India, Malaysia, Philiphina, Singapura, Thailand dan Vietnam memasukan  level bahasa, kekerasan, seks/ketelanjangan, penggunaan obat-obatan (drug) dan diskriminasi. Malaysia, Singapura dan Thailand memasukan juga level perjudian. Untuk level horor teridentifikasi negara Malaysia, Philiphina, Singapura dan Vietnam memasukannya sebagai salah satu unsur penilaian. 

Dari delapan negara tersebut,  Singapura yang secara tegas memasukan  konteks dan tone sebagai dasar penentuan klasifikasi sebuah film, sesuai dengan acuan yang mereka gunakan yaitu British Boards of Film Classification (BBFC). 

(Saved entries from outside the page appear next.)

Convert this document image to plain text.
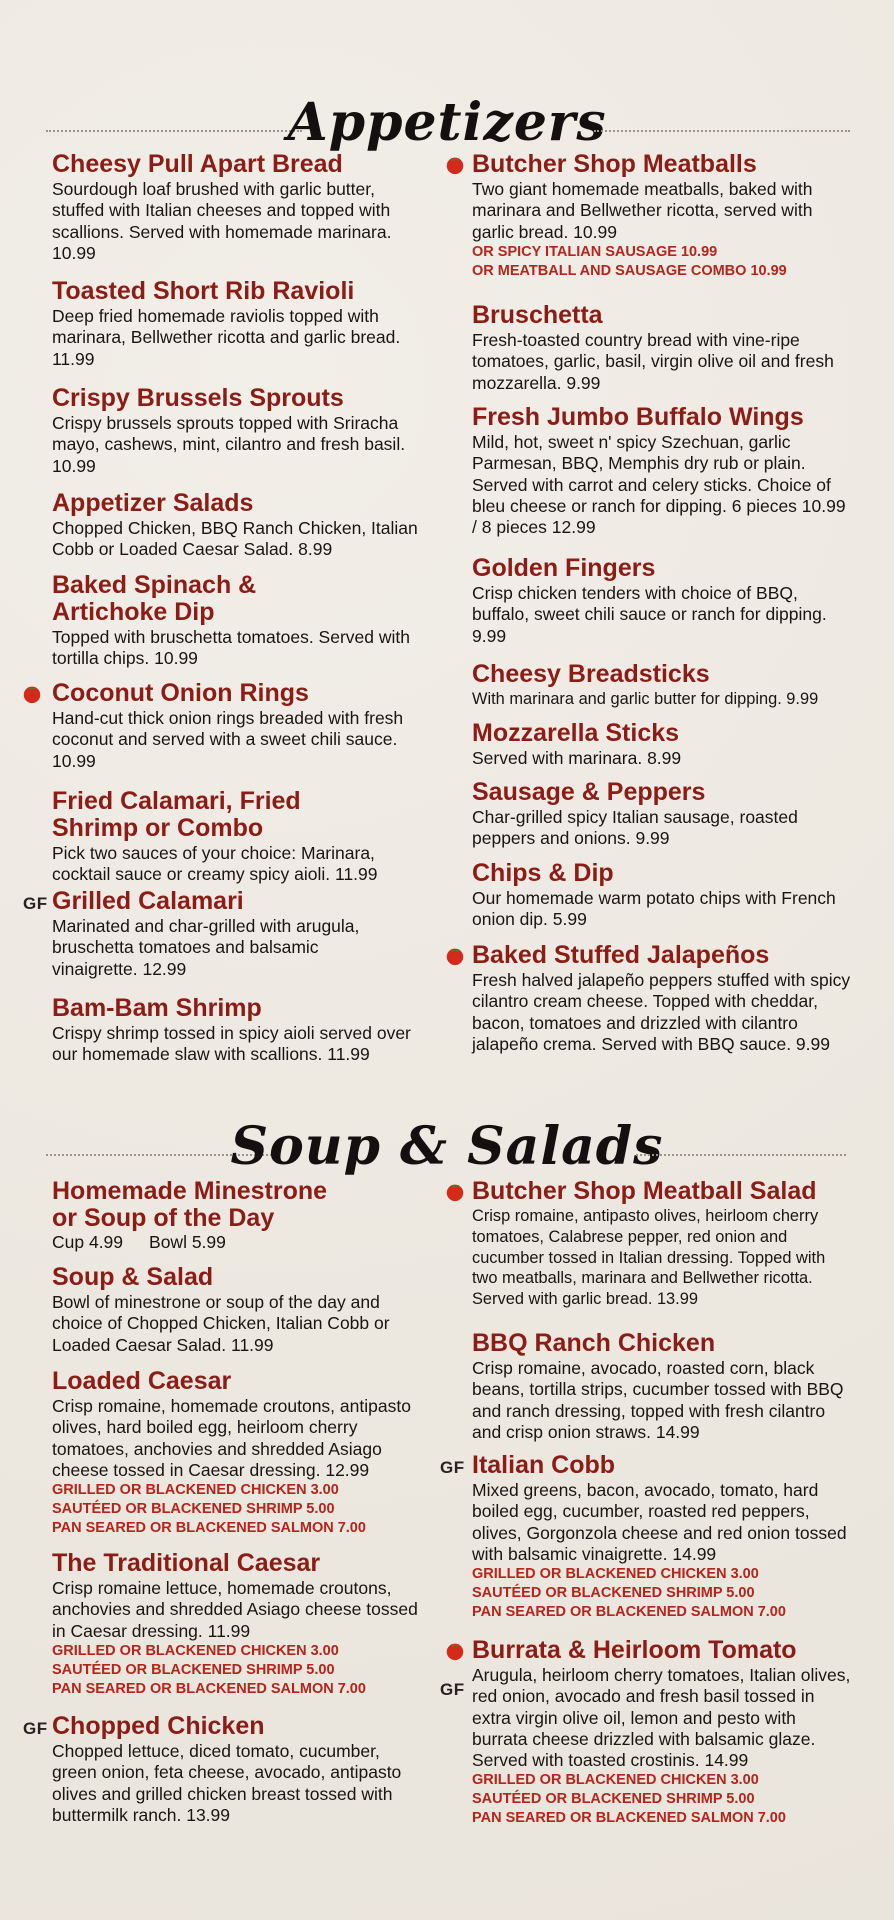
Appetizers
Cheesy Pull Apart Bread
Sourdough loaf brushed with garlic butter, stuffed with Italian cheeses and topped with scallions. Served with homemade marinara. 10.99
Toasted Short Rib Ravioli
Deep fried homemade raviolis topped with marinara, Bellwether ricotta and garlic bread. 11.99
Crispy Brussels Sprouts
Crispy brussels sprouts topped with Sriracha mayo, cashews, mint, cilantro and fresh basil. 10.99
Appetizer Salads
Chopped Chicken, BBQ Ranch Chicken, Italian Cobb or Loaded Caesar Salad. 8.99
Baked Spinach & Artichoke Dip
Topped with bruschetta tomatoes. Served with tortilla chips. 10.99
Coconut Onion Rings
Hand-cut thick onion rings breaded with fresh coconut and served with a sweet chili sauce. 10.99
Fried Calamari, Fried Shrimp or Combo
Pick two sauces of your choice: Marinara, cocktail sauce or creamy spicy aioli. 11.99
GF Grilled Calamari
Marinated and char-grilled with arugula, bruschetta tomatoes and balsamic vinaigrette. 12.99
Bam-Bam Shrimp
Crispy shrimp tossed in spicy aioli served over our homemade slaw with scallions. 11.99
Butcher Shop Meatballs
Two giant homemade meatballs, baked with marinara and Bellwether ricotta, served with garlic bread. 10.99
OR SPICY ITALIAN SAUSAGE 10.99
OR MEATBALL AND SAUSAGE COMBO 10.99
Bruschetta
Fresh-toasted country bread with vine-ripe tomatoes, garlic, basil, virgin olive oil and fresh mozzarella. 9.99
Fresh Jumbo Buffalo Wings
Mild, hot, sweet n' spicy Szechuan, garlic Parmesan, BBQ, Memphis dry rub or plain. Served with carrot and celery sticks. Choice of bleu cheese or ranch for dipping. 6 pieces 10.99 / 8 pieces 12.99
Golden Fingers
Crisp chicken tenders with choice of BBQ, buffalo, sweet chili sauce or ranch for dipping. 9.99
Cheesy Breadsticks
With marinara and garlic butter for dipping. 9.99
Mozzarella Sticks
Served with marinara. 8.99
Sausage & Peppers
Char-grilled spicy Italian sausage, roasted peppers and onions. 9.99
Chips & Dip
Our homemade warm potato chips with French onion dip. 5.99
Baked Stuffed Jalapeños
Fresh halved jalapeño peppers stuffed with spicy cilantro cream cheese. Topped with cheddar, bacon, tomatoes and drizzled with cilantro jalapeño crema. Served with BBQ sauce. 9.99
Soup & Salads
Homemade Minestrone or Soup of the Day
Cup 4.99 Bowl 5.99
Soup & Salad
Bowl of minestrone or soup of the day and choice of Chopped Chicken, Italian Cobb or Loaded Caesar Salad. 11.99
Loaded Caesar
Crisp romaine, homemade croutons, antipasto olives, hard boiled egg, heirloom cherry tomatoes, anchovies and shredded Asiago cheese tossed in Caesar dressing. 12.99
GRILLED OR BLACKENED CHICKEN 3.00
SAUTÉED OR BLACKENED SHRIMP 5.00
PAN SEARED OR BLACKENED SALMON 7.00
The Traditional Caesar
Crisp romaine lettuce, homemade croutons, anchovies and shredded Asiago cheese tossed in Caesar dressing. 11.99
GRILLED OR BLACKENED CHICKEN 3.00
SAUTÉED OR BLACKENED SHRIMP 5.00
PAN SEARED OR BLACKENED SALMON 7.00
GF Chopped Chicken
Chopped lettuce, diced tomato, cucumber, green onion, feta cheese, avocado, antipasto olives and grilled chicken breast tossed with buttermilk ranch. 13.99
Butcher Shop Meatball Salad
Crisp romaine, antipasto olives, heirloom cherry tomatoes, Calabrese pepper, red onion and cucumber tossed in Italian dressing. Topped with two meatballs, marinara and Bellwether ricotta. Served with garlic bread. 13.99
BBQ Ranch Chicken
Crisp romaine, avocado, roasted corn, black beans, tortilla strips, cucumber tossed with BBQ and ranch dressing, topped with fresh cilantro and crisp onion straws. 14.99
GF Italian Cobb
Mixed greens, bacon, avocado, tomato, hard boiled egg, cucumber, roasted red peppers, olives, Gorgonzola cheese and red onion tossed with balsamic vinaigrette. 14.99
GRILLED OR BLACKENED CHICKEN 3.00
SAUTÉED OR BLACKENED SHRIMP 5.00
PAN SEARED OR BLACKENED SALMON 7.00
GF
Burrata & Heirloom Tomato
Arugula, heirloom cherry tomatoes, Italian olives, red onion, avocado and fresh basil tossed in extra virgin olive oil, lemon and pesto with burrata cheese drizzled with balsamic glaze. Served with toasted crostinis. 14.99
GRILLED OR BLACKENED CHICKEN 3.00
SAUTÉED OR BLACKENED SHRIMP 5.00
PAN SEARED OR BLACKENED SALMON 7.00
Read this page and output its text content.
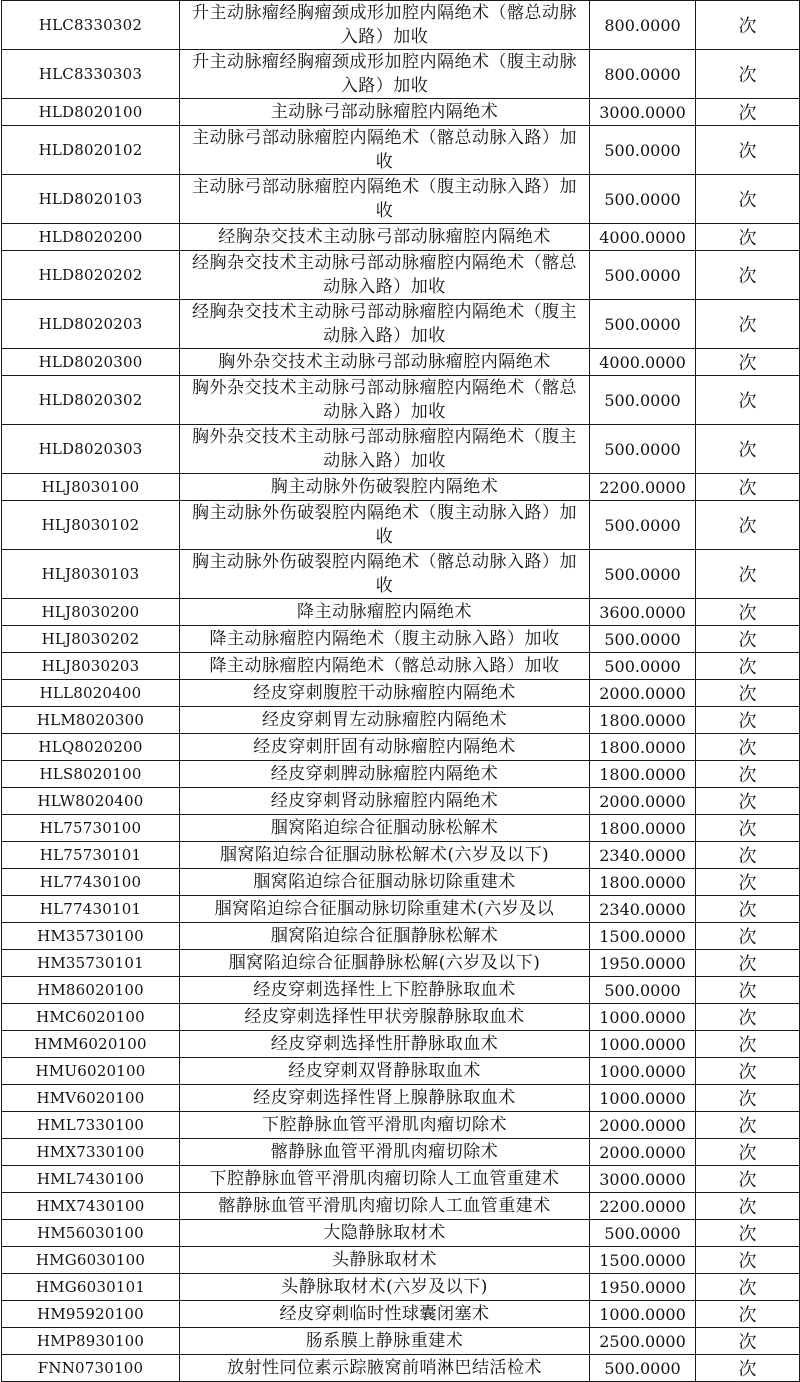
HLC8330302	升主动脉瘤经胸瘤颈成形加腔内隔绝术（髂总动脉入路）加收	800.0000	次
HLC8330303	升主动脉瘤经胸瘤颈成形加腔内隔绝术（腹主动脉入路）加收	800.0000	次
HLD8020100	主动脉弓部动脉瘤腔内隔绝术	3000.0000	次
HLD8020102	主动脉弓部动脉瘤腔内隔绝术（髂总动脉入路）加收	500.0000	次
HLD8020103	主动脉弓部动脉瘤腔内隔绝术（腹主动脉入路）加收	500.0000	次
HLD8020200	经胸杂交技术主动脉弓部动脉瘤腔内隔绝术	4000.0000	次
HLD8020202	经胸杂交技术主动脉弓部动脉瘤腔内隔绝术（髂总动脉入路）加收	500.0000	次
HLD8020203	经胸杂交技术主动脉弓部动脉瘤腔内隔绝术（腹主动脉入路）加收	500.0000	次
HLD8020300	胸外杂交技术主动脉弓部动脉瘤腔内隔绝术	4000.0000	次
HLD8020302	胸外杂交技术主动脉弓部动脉瘤腔内隔绝术（髂总动脉入路）加收	500.0000	次
HLD8020303	胸外杂交技术主动脉弓部动脉瘤腔内隔绝术（腹主动脉入路）加收	500.0000	次
HLJ8030100	胸主动脉外伤破裂腔内隔绝术	2200.0000	次
HLJ8030102	胸主动脉外伤破裂腔内隔绝术（腹主动脉入路）加收	500.0000	次
HLJ8030103	胸主动脉外伤破裂腔内隔绝术（髂总动脉入路）加收	500.0000	次
HLJ8030200	降主动脉瘤腔内隔绝术	3600.0000	次
HLJ8030202	降主动脉瘤腔内隔绝术（腹主动脉入路）加收	500.0000	次
HLJ8030203	降主动脉瘤腔内隔绝术（髂总动脉入路）加收	500.0000	次
HLL8020400	经皮穿刺腹腔干动脉瘤腔内隔绝术	2000.0000	次
HLM8020300	经皮穿刺胃左动脉瘤腔内隔绝术	1800.0000	次
HLQ8020200	经皮穿刺肝固有动脉瘤腔内隔绝术	1800.0000	次
HLS8020100	经皮穿刺脾动脉瘤腔内隔绝术	1800.0000	次
HLW8020400	经皮穿刺肾动脉瘤腔内隔绝术	2000.0000	次
HL75730100	腘窝陷迫综合征腘动脉松解术	1800.0000	次
HL75730101	腘窝陷迫综合征腘动脉松解术(六岁及以下)	2340.0000	次
HL77430100	腘窝陷迫综合征腘动脉切除重建术	1800.0000	次
HL77430101	腘窝陷迫综合征腘动脉切除重建术(六岁及以	2340.0000	次
HM35730100	腘窝陷迫综合征腘静脉松解术	1500.0000	次
HM35730101	腘窝陷迫综合征腘静脉松解(六岁及以下)	1950.0000	次
HM86020100	经皮穿刺选择性上下腔静脉取血术	500.0000	次
HMC6020100	经皮穿刺选择性甲状旁腺静脉取血术	1000.0000	次
HMM6020100	经皮穿刺选择性肝静脉取血术	1000.0000	次
HMU6020100	经皮穿刺双肾静脉取血术	1000.0000	次
HMV6020100	经皮穿刺选择性肾上腺静脉取血术	1000.0000	次
HML7330100	下腔静脉血管平滑肌肉瘤切除术	2000.0000	次
HMX7330100	髂静脉血管平滑肌肉瘤切除术	2000.0000	次
HML7430100	下腔静脉血管平滑肌肉瘤切除人工血管重建术	3000.0000	次
HMX7430100	髂静脉血管平滑肌肉瘤切除人工血管重建术	2200.0000	次
HM56030100	大隐静脉取材术	500.0000	次
HMG6030100	头静脉取材术	1500.0000	次
HMG6030101	头静脉取材术(六岁及以下)	1950.0000	次
HM95920100	经皮穿刺临时性球囊闭塞术	1000.0000	次
HMP8930100	肠系膜上静脉重建术	2500.0000	次
FNN0730100	放射性同位素示踪腋窝前哨淋巴结活检术	500.0000	次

Malaysia mempertimbangkan juga konteks film namun kaitannya dengan level seks/ ketelanjangan, agama dan dampak untuk penganut Islam, mereka tidak memberi ijin sama sekali. Sementara Vietnam tidak secara jelas menyebutkan  tone seperti juga Malaysia, namun memperhatikan konteks seperti halnya yang dilakukan Singapura dan Malaysia, pedoman kriteria Vietnam sendiri mengacu pada BBFC dan MDA Singapura.

Bagaimana di Indonesia? Aspek apa saja yang akan menjadi pertimbangan terkait paradigma baru Lembaga Sensor Film? Apakah Indonesia akan menggunakan juga konteks dan tone seperti halnya di Singapura? Apakah agama juga menjadi pertimbangan khusus seperti Malaysia? Kita tunggu karena semua hal tersebut sedang dalam proses penyelesaian.